Si avvicina il momento in cui verrà chiarito il futuro dell’Ilva e dello stabilimento siderurgico di Taranto, con tutte le sue vicende ambientali, economiche e strutturali per una città che ha urgente bisogno di capire come affrontare il proprio futuro.
A breve, entro il mese di giugno, verranno valutate e selezionate le offerte per la vendita dello stabilimento. Un passaggio delicatissimo e di fondamentale importanza non solo per il comparto siderurgico nel suo complesso, ma anche e soprattutto per il territorio e per il considerevole indotto.

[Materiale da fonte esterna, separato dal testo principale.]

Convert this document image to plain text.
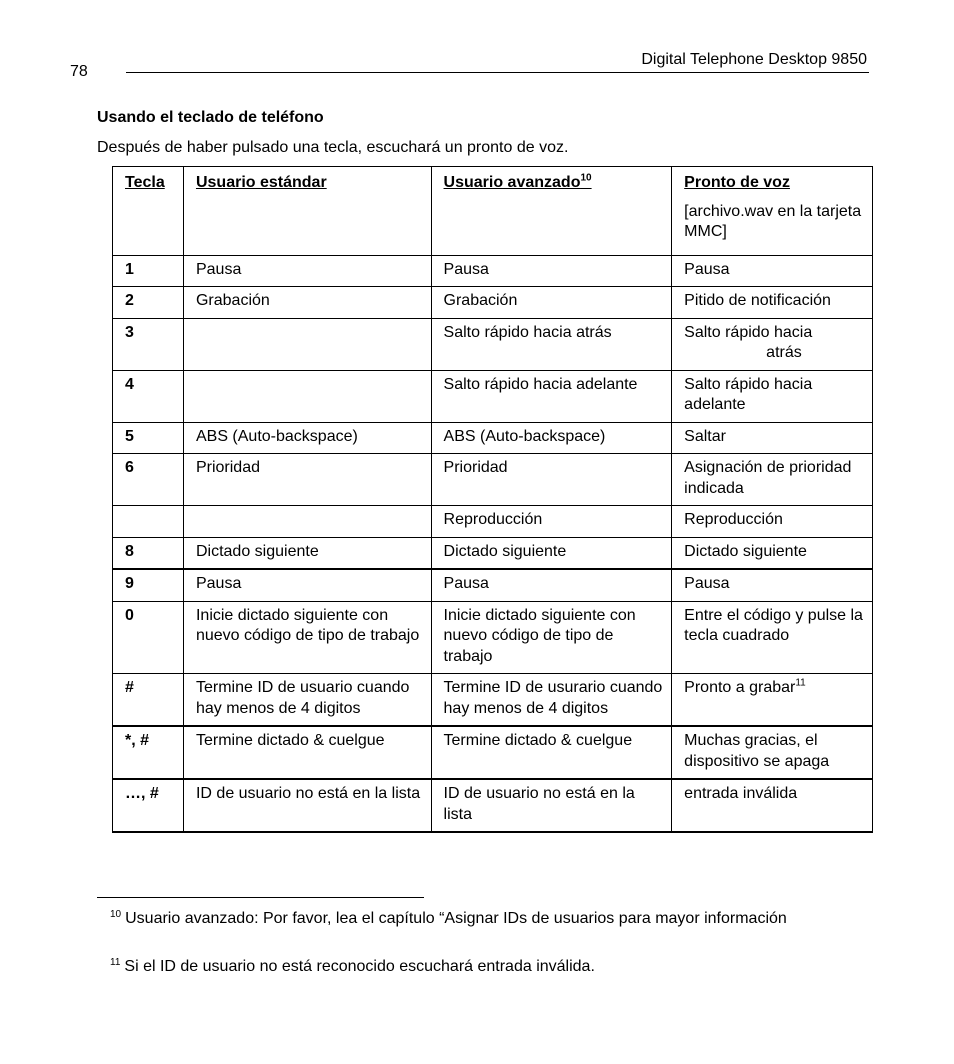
78
Digital Telephone Desktop 9850
Usando el teclado de teléfono
Después de haber pulsado una tecla, escuchará un pronto de voz.
Tecla	Usuario estándar	Usuario avanzado$^{10}$	Pronto de voz
[archivo.wav en la tarjeta MMC]

1	Pausa	Pausa	Pausa
2	Grabación	Grabación	Pitido de notificación
3		Salto rápido hacia atrás	Salto rápido hacia
atrás

4		Salto rápido hacia adelante	Salto rápido hacia adelante
5	ABS (Auto-backspace)	ABS (Auto-backspace)	Saltar
6	Prioridad	Prioridad	Asignación de prioridad indicada
		Reproducción	Reproducción
8	Dictado siguiente	Dictado siguiente	Dictado siguiente
9	Pausa	Pausa	Pausa
0	Inicie dictado siguiente con nuevo código de tipo de trabajo	Inicie dictado siguiente con nuevo código de tipo de trabajo	Entre el código y pulse la tecla cuadrado
#	Termine ID de usuario cuando hay menos de 4 digitos	Termine ID de usurario cuando hay menos de 4 digitos	Pronto a grabar$^{11}$
*, #	Termine dictado & cuelgue	Termine dictado & cuelgue	Muchas gracias, el dispositivo se apaga
…, #	ID de usuario no está en la lista	ID de usuario no está en la lista	entrada inválida
$^{10}$ Usuario avanzado: Por favor, lea el capítulo “Asignar IDs de usuarios para mayor información
$^{11}$ Si el ID de usuario no está reconocido escuchará entrada inválida.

“Un passaggio che – commenta il consigliere regionale di Area Popolare Luigi Morgante – alla luce di quanto accaduto in passato, dell’assenza e/o dei ritardi della politica sui fronti della mancata vigilanza e dei controlli, del mancato rispetto di vincoli ambientali e delle più elementari tutele a garanzia della salute dei lavoratori e dei cittadini, non può e non deve scavalcare le istituzioni locali e regionali, che devono essere coinvolte e correttamente informate dal Ministero per lo Sviluppo economico e dal Governo nazionale sull’evoluzione degli eventi”.
“Per una scelta finale – auspica Morgante – pienamente consapevole e responsabile, all’insegna della bonifica ambientale non solo auspicata e annunciata ma da realizzare attraverso una tempistica ben definita; di un rilancio dell’impianto per restituirlo alle sue piene potenzialità a livello internazionale; della garanzia dei livelli occupazionali che suggerisce di evitarne lo smembramento o la parcellizzazione, a favore di un unico compratore in grado di avere una visione d’insieme e offrire le adeguate garanzie economiche e strategiche, piuttosto che privilegiare e favorire investimenti meramente speculativi. Taranto e i suoi cittadini hanno già pagato un tributo altissimo, in termini di vite umane e di illusioni trasformatesi in incubi: adesso è arrivato il momento di voltare pagina, scongiurando però nuovi colpi di scena troppo simili a spettacoli già visti e che vorremmo definitivamente cancellare”.